Multi-LLM Support
Skyflo uses LiteLLM for multi-provider LLM support. No vendor lock-in on the AI layer. Configure the model and API key in Helm values. The Engine routes all LLM calls through LiteLLM.
Supported Providers
| Provider | Model Example | Config Key |
|---|---|---|
| Google Gemini (recommended) | gemini/gemini-2.5-pro | geminiApiKey |
| OpenAI | openai/gpt-5.3-codex | openaiApiKey |
| Anthropic | anthropic/claude-sonnet-4-6 | anthropicApiKey |
| Moonshot | moonshot/kimi-k2.5 | moonshotApiKey |
| DeepSeek | deepseek/deepseek-reasoner | deepseekApiKey |
| Groq | groq/openai/gpt-oss-120b | groqApiKey |
| Mistral | mistral/mistral-large | mistralApiKey |
| Ollama (self-hosted) | ollama/llama3.1:8b | ollamaApiKey (+ set llmHost) |
| AWS Bedrock | bedrock/... | awsAccessKeyId + awsSecretAccessKey |
| Azure OpenAI | azure/... | azureApiKey |
Skyflo connects to LLM providers through LiteLLM. Additional providers include HuggingFace, Databricks, Fireworks AI, Together AI, NVIDIA NIM, Perplexity, and xAI. See the full list of supported models.
Configuration
Set engine.secrets.llmModel to the LiteLLM model string. Set the corresponding API key in engine.secrets:
engine:
secrets:
llmModel: gemini/gemini-2.5-pro
geminiApiKey: AI...For self-hosted models (Ollama or other local endpoints), also set engine.secrets.llmHost:
engine:
secrets:
llmModel: ollama/llama3.1:8b
llmHost: http://ollama.default.svc:11434Thinking / Reasoning Models
Skyflo auto-detects reasoning capabilities using LiteLLM's model registry. Models with native reasoning support are enabled automatically:
- OpenAI o-series (o1, o3)
- Anthropic Claude with extended thinking
- DeepSeek-R1
When detected, reasoning is enabled at high effort by default. The reasoning process streams to the Command Center in collapsible thinking blocks, giving full visibility into the model's chain of thought.

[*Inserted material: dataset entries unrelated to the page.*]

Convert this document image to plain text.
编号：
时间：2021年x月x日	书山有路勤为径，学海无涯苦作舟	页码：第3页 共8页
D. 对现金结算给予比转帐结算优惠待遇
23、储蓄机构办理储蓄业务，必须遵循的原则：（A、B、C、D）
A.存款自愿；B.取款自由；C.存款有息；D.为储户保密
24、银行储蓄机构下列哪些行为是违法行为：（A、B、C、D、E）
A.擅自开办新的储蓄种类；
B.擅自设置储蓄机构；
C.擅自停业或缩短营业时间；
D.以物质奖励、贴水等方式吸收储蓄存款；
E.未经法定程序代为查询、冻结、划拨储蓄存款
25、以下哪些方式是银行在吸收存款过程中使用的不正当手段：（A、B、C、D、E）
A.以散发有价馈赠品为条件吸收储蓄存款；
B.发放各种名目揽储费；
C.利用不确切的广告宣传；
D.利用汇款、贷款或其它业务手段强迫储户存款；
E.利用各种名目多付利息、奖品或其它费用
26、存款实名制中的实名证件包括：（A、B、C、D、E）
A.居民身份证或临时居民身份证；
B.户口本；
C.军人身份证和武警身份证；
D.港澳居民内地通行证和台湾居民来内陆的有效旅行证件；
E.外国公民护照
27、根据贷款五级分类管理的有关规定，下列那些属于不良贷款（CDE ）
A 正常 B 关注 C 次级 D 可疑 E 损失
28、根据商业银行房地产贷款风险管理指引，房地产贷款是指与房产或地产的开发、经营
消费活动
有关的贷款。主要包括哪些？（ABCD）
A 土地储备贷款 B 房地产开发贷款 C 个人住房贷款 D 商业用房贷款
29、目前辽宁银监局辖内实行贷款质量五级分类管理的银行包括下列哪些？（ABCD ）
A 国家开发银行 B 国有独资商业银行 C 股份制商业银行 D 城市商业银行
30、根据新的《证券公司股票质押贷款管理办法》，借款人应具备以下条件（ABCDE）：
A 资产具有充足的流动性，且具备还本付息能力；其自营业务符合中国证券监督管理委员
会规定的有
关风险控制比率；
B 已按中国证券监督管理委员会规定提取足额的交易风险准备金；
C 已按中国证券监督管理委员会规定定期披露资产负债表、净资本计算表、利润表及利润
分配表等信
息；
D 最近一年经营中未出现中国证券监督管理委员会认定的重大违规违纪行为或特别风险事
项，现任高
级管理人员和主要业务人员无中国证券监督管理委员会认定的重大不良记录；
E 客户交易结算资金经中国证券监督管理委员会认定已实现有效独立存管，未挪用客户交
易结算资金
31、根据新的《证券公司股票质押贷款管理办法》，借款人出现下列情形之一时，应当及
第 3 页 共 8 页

Setting llmReasoningEffort to high yields the best results with Skyflo.
Configuration
Override defaults via Helm values under engine.secrets:
| Setting | Default | Description |
|---|---|---|
llmReasoningEffort | high | Reasoning effort level (low, medium, high) |
llmThinkingBudgetTokens | 10000 | Anthropic-specific thinking budget |
llmMaxTokens | 16384 | Max output tokens when thinking is enabled |
Higher effort yields more thorough reasoning for complex multi-step operations but increases latency and cost.
Best Practice
Start with gemini/gemini-2.5-pro for production use. It handles multi-step planning and tool orchestration well across Kubernetes, Helm, and CI/CD workflows.
For read-heavy workflows (discovery, logs, status), lighter models can suffice. For mutations and rollbacks, prefer a model with strong reasoning.